William Butler Yeats


The Gift of Harun Al-Rashid


  Kusta ben Luka is my name, I write
  To Abd Al-Rabban; fellow roysterer once,
  Now the good Caliph’s learned Treasurer,
  And for no ear but his.
                         Carry this letter
  Through the great gallery of the Treasure House
  Where banners of the Caliphs hang, night-coloured
  But brilliant as the night’s embroidery,
  And wait war’s music; pass the little gallery;
  Pass books of learning from Byzantium
  Written in gold upon a purple stain,
  And pause at last, I was about to say,
  At the great book of Sappho’s song; but no,
  For should you leave my letter there, a boy’s
  Love-lorn, indifferent hands might come upon it
  And let it fall unnoticed to the floor.
  Pause at the Treatise of Parmenides
  And hide it there, for Caliphs to world’s end
  Must keep that perfect, as they keep her song
  So great its fame.
                    When fitting time has passed
  The parchment will disclose to some learned man
  A mystery that else had found no chronicler
  But the wild Bedouin. Though I approve
  Those wanderers that welcomed in their tents
  What great Harun Al-Rashid, occupied
  With Persian embassy or Grecian war,
  Must needs neglect; I cannot hide the truth
  That wandering in a desert, featureless
  As air under a wing, can give birds’ wit.
  In after time they will speak much of me
  And speak but phantasy. Recall the year
  When our beloved Caliph put to death
  His Vizir Jaffer for an unknown reason;
  ‘If but the shirt upon my body knew it
  I’d tear it off and throw it in the fire.’
  That speech was all that the town knew, but he
  Seemed for a while to have grown young again;
  Seemed so on purpose, muttered Jaffer’s friends,
  That none might know that he was conscience struck--
  But that’s a traitor’s thought.
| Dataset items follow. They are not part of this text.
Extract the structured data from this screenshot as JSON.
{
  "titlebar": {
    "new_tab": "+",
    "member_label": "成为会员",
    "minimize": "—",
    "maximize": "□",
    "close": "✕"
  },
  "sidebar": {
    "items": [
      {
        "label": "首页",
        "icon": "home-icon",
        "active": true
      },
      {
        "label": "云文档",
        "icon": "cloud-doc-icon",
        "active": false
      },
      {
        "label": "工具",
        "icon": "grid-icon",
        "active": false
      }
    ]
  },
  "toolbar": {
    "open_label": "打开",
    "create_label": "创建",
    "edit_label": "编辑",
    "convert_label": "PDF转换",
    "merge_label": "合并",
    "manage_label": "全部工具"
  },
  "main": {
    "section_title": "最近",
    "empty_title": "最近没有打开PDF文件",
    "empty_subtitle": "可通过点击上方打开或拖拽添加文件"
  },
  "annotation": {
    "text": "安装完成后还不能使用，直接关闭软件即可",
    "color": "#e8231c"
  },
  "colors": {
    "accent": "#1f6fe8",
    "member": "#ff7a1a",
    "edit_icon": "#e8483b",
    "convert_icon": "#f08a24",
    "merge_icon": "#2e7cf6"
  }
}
Enough for me
  That in the early summer of the year
  The mightiest of the princes of the world
  Came to the least considered of his courtiers;
  Sat down upon the fountain’s marble edge
  One hand amid the goldfish in the pool;
  And thereupon a colloquy took place
  That I commend to all the chroniclers
  To show how violent great hearts can lose
  Their bitterness and find the honey-comb.
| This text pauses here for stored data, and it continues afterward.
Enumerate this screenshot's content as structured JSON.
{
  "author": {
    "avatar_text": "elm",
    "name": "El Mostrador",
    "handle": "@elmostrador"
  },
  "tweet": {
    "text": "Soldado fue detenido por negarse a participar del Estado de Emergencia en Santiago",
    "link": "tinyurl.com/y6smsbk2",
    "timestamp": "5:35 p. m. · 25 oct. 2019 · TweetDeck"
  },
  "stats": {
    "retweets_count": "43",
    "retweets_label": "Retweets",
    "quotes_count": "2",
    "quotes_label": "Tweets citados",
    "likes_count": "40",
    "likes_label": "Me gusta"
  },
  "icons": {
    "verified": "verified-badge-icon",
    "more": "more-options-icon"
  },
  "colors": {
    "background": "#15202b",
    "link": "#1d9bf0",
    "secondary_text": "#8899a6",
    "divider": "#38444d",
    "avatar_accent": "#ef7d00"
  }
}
  ‘I have brought a slender bride into the house;
  You know the saying “Change the bride with Spring”,
  And she and I, being sunk in happiness,
  Cannot endure to think you tread these paths,
  When evening stirs the jasmine, and yet
  Are brideless.’
                 ‘I am falling into years.’
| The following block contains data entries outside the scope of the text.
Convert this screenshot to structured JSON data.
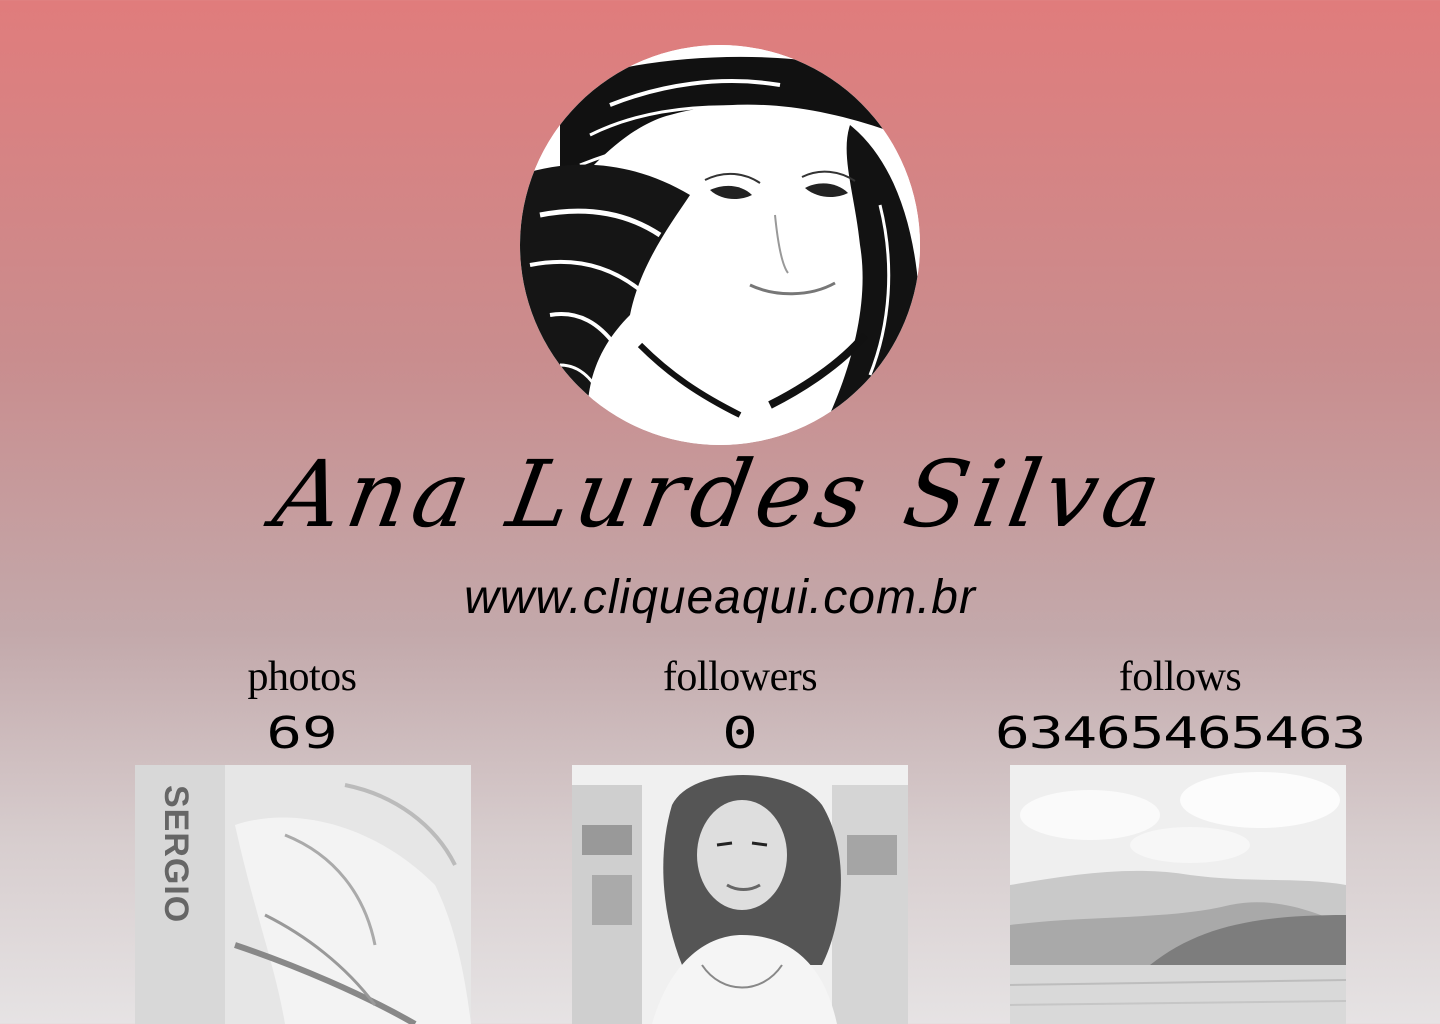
{
  "profile": {
    "name": "Ana Lurdes Silva",
    "website": "www.cliqueaqui.com.br",
    "avatar_icon": "profile-photo"
  },
  "stats": {
    "photos": {
      "label": "photos",
      "value": "69"
    },
    "followers": {
      "label": "followers",
      "value": "0"
    },
    "follows": {
      "label": "follows",
      "value": "63465465463"
    }
  },
  "thumbnails": {
    "poster_title": "SERGIO"
  },
  "colors": {
    "gradient_top": "#E07C7C",
    "gradient_mid": "#C3A9AB",
    "gradient_bottom": "#E6E3E4",
    "text": "#000000"
  }
}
  ‘But such as you and I do not seem old
  Like men who live by habit. Every day
  I ride with falcon to the river’s edge
  Or carry the ringed mail upon my back,
  Or court a woman; neither enemy,
  Game-bird, nor woman does the same thing twice;
  And so a hunter carries in the eye
  A mimicry of youth. Can poet’s thought
  That springs from body and in body falls
  Like this pure jet, now lost amid blue sky
  Now bathing lily leaf and fishes’ scale,
  Be mimicry?’
              ‘What matter if our souls
  Are nearer to the surface of the body
  Than souls that start no game and turn no rhyme!
  The soul’s own youth and not the body’s youth
  Shows through our lineaments. My candle’s bright,
  My lantern is too loyal not to show
  That it was made in your great father’s reign.’

  ‘And yet the jasmine season warms our blood.’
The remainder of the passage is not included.